In contrast to clinically available antipsychotics, the novel benzopyranopyrrolidine derivative, S33138 (N-[4-[2-[(3aS,9bR)-8-cyano-1,3a,4,9b-tetrahydro[1]benzopyrano[3,4-c]pyrrol-2(3H)-yl)-ethyl]phenyl-acetamide), behaves as a preferential antagonist of D₃ versus D₂ receptors and does not interact with histamine H₁ and muscarinic receptors. In contrast to haloperidol, clozapine, olanzapine, and risperidone, S33138 (0.16–2.5 mg/kg s.c.) did not disrupt performance in passive-avoidance and five-choice serial reaction time procedures.
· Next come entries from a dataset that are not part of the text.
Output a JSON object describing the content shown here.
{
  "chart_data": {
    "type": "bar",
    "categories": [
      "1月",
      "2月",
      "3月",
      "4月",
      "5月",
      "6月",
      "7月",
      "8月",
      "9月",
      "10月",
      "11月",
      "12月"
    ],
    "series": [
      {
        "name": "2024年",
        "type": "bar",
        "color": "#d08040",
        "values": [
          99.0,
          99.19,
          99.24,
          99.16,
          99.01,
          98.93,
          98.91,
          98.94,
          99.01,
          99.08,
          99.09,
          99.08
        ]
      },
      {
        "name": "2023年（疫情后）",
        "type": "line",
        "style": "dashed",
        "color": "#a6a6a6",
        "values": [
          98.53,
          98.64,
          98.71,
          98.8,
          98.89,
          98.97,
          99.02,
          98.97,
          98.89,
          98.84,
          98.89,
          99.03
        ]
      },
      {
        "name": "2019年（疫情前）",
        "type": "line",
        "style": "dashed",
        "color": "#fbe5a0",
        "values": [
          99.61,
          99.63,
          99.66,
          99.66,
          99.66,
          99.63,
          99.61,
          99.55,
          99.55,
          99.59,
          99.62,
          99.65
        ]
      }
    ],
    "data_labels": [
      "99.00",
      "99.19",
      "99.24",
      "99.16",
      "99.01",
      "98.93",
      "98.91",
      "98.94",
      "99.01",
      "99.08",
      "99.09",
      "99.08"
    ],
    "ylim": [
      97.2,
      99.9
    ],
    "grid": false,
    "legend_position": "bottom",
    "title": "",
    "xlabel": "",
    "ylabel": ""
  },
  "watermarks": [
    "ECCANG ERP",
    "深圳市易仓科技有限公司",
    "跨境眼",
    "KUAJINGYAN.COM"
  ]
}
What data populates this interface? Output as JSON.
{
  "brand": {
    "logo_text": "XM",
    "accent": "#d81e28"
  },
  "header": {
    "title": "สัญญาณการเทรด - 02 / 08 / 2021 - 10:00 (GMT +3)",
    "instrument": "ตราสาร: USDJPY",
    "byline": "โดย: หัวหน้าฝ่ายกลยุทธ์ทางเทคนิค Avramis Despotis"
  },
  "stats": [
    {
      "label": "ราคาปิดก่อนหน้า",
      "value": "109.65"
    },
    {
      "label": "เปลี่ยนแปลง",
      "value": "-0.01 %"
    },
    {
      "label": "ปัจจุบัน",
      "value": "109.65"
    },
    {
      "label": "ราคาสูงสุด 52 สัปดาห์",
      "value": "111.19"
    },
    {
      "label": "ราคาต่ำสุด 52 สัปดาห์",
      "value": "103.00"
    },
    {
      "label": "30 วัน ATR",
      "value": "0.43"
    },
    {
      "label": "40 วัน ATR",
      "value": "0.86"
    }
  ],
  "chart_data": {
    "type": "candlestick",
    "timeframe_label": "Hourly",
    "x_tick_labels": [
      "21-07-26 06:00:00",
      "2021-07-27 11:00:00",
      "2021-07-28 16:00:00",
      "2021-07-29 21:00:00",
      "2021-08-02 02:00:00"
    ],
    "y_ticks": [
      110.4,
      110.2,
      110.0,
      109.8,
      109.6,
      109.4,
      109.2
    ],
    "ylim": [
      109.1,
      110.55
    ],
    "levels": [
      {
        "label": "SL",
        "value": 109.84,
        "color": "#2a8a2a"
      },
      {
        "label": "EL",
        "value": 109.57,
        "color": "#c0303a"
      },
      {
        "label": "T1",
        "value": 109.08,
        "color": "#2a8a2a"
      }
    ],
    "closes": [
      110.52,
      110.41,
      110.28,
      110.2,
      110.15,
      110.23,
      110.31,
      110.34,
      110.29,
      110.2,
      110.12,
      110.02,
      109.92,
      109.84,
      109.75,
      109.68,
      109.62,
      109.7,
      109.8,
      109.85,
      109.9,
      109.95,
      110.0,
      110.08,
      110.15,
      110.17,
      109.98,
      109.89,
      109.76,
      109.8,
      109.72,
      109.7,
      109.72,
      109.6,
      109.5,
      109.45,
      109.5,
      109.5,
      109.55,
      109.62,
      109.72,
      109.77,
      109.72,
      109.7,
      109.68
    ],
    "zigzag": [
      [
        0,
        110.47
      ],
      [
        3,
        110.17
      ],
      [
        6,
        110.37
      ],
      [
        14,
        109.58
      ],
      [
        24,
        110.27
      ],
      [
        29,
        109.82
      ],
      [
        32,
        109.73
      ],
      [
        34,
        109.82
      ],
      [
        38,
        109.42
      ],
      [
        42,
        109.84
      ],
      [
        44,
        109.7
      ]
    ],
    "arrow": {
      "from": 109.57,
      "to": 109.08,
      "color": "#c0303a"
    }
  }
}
Furthermore, upon either systemic administration (0.04–2.5 mg/kg s.c.) or introduction into the frontal cortex (0.04–0.63 μg/side), S33138 potently attenuated the perturbation of social recognition by scopolamine or a prolonged intersession delay. Over a comparable and low-dose range, S33138 (0.04–0.63 mg/kg s.c.) elevated dialysis levels of acetylcholine in the frontal cortex of freely moving rats. At higher doses (2.5–10.0 mg/kg s.c.), S33138 also increased frontocortical levels of histamine, whereas monoamines, glutamate, glycine, and GABA were unaffected. By analogy to the other antipsychotics, S33138 (0.63–10.0 mg/kg s.c.) inhibited conditioned avoidance responses in rats, apomorphine-induced climbing in mice, and hyperlocomotion elicited by amphetamine, cocaine, dizocilpine, ketamine, and phencyclidine in rats. S33138 (0.16–2.5 mg/kg s.c.) also blocked the reduction of prepulse inhibition elicited by apomorphine. In comparison with the above actions, only “high” doses of S33138 (10.0–40.0 mg/kg s.c.) elicited catalepsy. To summarize, reflecting preferential blockade of D₃ versus D₂ receptors, S33138 preserves and/or enhances cognitive function, increases frontocortical cholinergic transmission, and is active in models of antipsychotic properties at doses well below those inducing catalepsy. In comparison with clinically available agents, S33138 displays, thus, a distinctive and promising profile of potential antipsychotic properties.